Hasta entonces, había dado más o menos por sentado que el llegar a Atenas significaba encontrar a mamá. Y que si la encontrábamos, se solucionarían todos los problemas. De repente, comprendí que no era así.
Mi viejo no tenía la culpa de que yo fuera tan tonto como para no haberlo entendido. Varias veces me había dicho que no era seguro que ella quisiera venirse a casa con nosotros. Pero yo no le había hecho caso, porque me negaba a aceptar que eso pudiera suceder, después de tantos esfuerzos por nuestra parte para encontrarla.
Me di cuenta de lo ingenuo que había sido y, de pronto, mi viejo me dio muchísima pena. Y, naturalmente, también yo mismo me daba pena.
Creo que todo eso fue, en cierto modo, la causa de lo que sucedió a continuación.
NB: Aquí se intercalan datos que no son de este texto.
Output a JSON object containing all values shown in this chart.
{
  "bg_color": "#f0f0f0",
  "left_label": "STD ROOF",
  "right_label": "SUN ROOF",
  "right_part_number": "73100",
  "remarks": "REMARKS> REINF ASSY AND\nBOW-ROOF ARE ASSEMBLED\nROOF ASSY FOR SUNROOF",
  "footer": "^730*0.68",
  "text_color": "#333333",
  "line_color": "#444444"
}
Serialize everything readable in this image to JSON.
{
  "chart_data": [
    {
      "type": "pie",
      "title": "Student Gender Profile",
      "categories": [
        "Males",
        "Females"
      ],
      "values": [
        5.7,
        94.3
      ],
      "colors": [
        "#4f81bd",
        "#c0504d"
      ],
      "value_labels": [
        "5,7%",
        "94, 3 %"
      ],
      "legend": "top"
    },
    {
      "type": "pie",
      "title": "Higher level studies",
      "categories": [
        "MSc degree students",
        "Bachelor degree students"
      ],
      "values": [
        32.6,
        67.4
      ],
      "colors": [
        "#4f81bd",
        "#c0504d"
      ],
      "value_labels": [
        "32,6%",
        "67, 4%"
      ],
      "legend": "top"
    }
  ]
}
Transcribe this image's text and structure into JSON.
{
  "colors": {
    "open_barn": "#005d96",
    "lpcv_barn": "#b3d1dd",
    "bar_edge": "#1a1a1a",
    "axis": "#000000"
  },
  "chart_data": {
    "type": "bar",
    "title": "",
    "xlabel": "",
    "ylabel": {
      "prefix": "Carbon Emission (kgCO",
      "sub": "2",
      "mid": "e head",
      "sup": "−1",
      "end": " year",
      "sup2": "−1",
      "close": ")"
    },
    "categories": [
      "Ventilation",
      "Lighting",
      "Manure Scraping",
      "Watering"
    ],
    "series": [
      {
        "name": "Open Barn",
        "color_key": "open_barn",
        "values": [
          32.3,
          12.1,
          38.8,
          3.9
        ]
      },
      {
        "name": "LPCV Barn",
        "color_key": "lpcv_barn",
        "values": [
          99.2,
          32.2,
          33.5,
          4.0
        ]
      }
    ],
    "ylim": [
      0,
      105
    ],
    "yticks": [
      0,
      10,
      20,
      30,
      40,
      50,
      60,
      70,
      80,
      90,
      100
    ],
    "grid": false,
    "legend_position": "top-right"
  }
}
Después de decir algunas tonterías más sobre mamá y los viejos griegos, me preguntó:
—Puede que quieras probar una copa de vino, Hans Thomas. Por lo menos, yo sí que quiero, y es un poco aburrido beber vino sin compañía.
—En primer lugar, no me gusta el vino —dije—. Y en segundo lugar no soy adulto.
—Te pediré algo que te guste —dijo muy seguro de sí mismo—. Ya no te queda tanto para ser adulto.
Llamó al camarero y pidió un Martini rojo para mí, y un vaso de Metaxa para él.
El camarero me miró sorprendido, luego miró a mi viejo.
—Really?
Mi viejo asintió con la cabeza.
Lo malo fue que lo que echaron en mi vaso resultó ser una bebida tan rica y dulce, además de refrescante, con todos esos cubitos de hielo, que me tomé dos o tres vasos, antes de que ocurriera lo que tuvo que ocurrir.
De repente, me quedé blanco, y estuve a punto de desmayarme sobre el suelo de la terraza.
—¡Pero hijo mío! —se quejó mi viejo.
Bajó conmigo a la habitación, y no recuerdo nada más hasta que me desperté a la mañana siguiente. Lo que sí recuerdo es que, cuando me dormí, me sentía bastante asqueroso, y creo que mi viejo tenía la misma sensación.